Bad grammar: A call to end the passive voice in radiological discourse

The passive voice has been relied on much too often by radiologists … 

Oops, let me write that again …

Radiologists rely on the passive voice much too often and should use the active voice whenever possible, according to a recent article published in Academic Radiology.

The authors of the article—Richard B. Gunderman, MD, from the Indiana University School of Medicine’s department of radiology, and Laura A. Steinmeyer, a medical student at Indiana University—say the passive voice “appears to dominate” radiological discourse, and it could be having a negative effect on the specialty as a whole.

“We argue that the quality of writing in radiology—and by extension, the quality of thinking in the field—could be improved by shifting the balance toward greater reliance on active voice,” Gunderman and Steinmeyer wrote.

The authors provided a quick refresher course about the difference between the passive and active voices. If a writer is using the passive voice, they explained, the subject of the sentence is acted on (“The ball was kicked by Amelia”). But if a writer is using the active voice, the subject of the sentence is the actor (“Amelia kicked the ball”).

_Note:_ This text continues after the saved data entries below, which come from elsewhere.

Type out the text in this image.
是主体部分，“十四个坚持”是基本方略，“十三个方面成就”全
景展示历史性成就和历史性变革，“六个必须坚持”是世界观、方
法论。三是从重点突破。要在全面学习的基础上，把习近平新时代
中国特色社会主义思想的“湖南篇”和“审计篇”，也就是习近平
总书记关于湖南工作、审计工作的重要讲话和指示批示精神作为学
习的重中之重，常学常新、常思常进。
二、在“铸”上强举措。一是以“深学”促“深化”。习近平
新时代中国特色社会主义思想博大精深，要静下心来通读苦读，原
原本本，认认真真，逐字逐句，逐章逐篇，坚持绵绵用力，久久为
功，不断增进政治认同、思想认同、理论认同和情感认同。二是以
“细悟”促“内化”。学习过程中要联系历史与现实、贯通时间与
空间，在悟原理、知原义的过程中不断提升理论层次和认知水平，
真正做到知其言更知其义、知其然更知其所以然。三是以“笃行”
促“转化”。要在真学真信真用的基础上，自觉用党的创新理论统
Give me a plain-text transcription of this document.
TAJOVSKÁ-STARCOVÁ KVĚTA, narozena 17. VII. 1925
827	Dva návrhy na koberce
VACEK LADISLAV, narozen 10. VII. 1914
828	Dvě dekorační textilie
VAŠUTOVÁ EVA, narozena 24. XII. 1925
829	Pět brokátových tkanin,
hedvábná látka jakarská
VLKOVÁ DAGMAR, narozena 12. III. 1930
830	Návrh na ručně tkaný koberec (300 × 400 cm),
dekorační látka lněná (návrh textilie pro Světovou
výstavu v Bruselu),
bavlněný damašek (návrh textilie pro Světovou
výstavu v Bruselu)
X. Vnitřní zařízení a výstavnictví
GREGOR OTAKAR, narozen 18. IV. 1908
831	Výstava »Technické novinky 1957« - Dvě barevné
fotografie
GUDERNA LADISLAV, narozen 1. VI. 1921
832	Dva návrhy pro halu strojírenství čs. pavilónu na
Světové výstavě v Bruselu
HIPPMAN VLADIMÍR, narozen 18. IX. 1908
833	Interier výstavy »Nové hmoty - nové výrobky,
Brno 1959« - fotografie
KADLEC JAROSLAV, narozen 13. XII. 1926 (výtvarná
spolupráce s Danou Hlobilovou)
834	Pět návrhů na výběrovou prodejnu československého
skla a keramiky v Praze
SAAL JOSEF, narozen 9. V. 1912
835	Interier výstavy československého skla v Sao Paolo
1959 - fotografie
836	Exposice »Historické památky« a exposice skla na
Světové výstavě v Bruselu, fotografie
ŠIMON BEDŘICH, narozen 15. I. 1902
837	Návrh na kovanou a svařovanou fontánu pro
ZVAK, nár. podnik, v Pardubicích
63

Citing such sources as The Elements of StyleThe Columbia Guide to Standard American English, and George Orwell, the authors said the passive voice has been a bit of a punching bag for many years.

“Many good writers and English instructors warn against the use of the passive voice because it tends to make sentences seem awkward, flat, and unengaging,” Gunderman and Steinmeyer wrote.

But radiologists (and other physicians) continue to write and speak in the passive voice, and the authors wrote that some reasons for doing so make more sense than others. For instance, one understandable reason for a physician to use the passive voice is that they may want to put all the reader’s attention on the patient and the patient’s care.  

“In many cases, writers may simply assume that the identity of the agent is understood, and what is really interesting about the narrative is the particular procedure, equipment, or supplies that the agent chose to use in the patient's care,” Gunderman and Steinmeyer wrote.

Choosing the passive voice can also lead to less repetition of personal pronouns, so physicians may use it for that reason. But even that method has its negative side, the authors wrote, because it can make it hard to know who is doing what if more than one physician is involved in the research or procedure being described.

According to Gunderman and Steinmeyer, “questionable” reasons for using the passive voice include not wanting to place blame for any potential mistakes and—the one they dislike the most —“the fact that nearly everyone seems always to have done it this way.”

Even after focusing on the overuse of the passive voice, the authors understand it’s a hard habit to break. Gunderman told he still finds himself using the passive voice instead of the active from time to time.

“I still find myself using the passive voice, particularly when reporting procedures, though I am working on it,” he said via email. “Since co-authoring the article, I have probably improved somewhat.”

Gunderman also said there are other grammar- and writing-related pet peeves that stand out in his mind. He listed “status/post” and “no evidence of abscess is seen” as some of the many “verbal tics in medicine” that he wishes would go away.

“How we speak reflects the quality of our thought, and by developing better habits of speech, we can improve the quality of education, research, and patient care,” Gunderman said.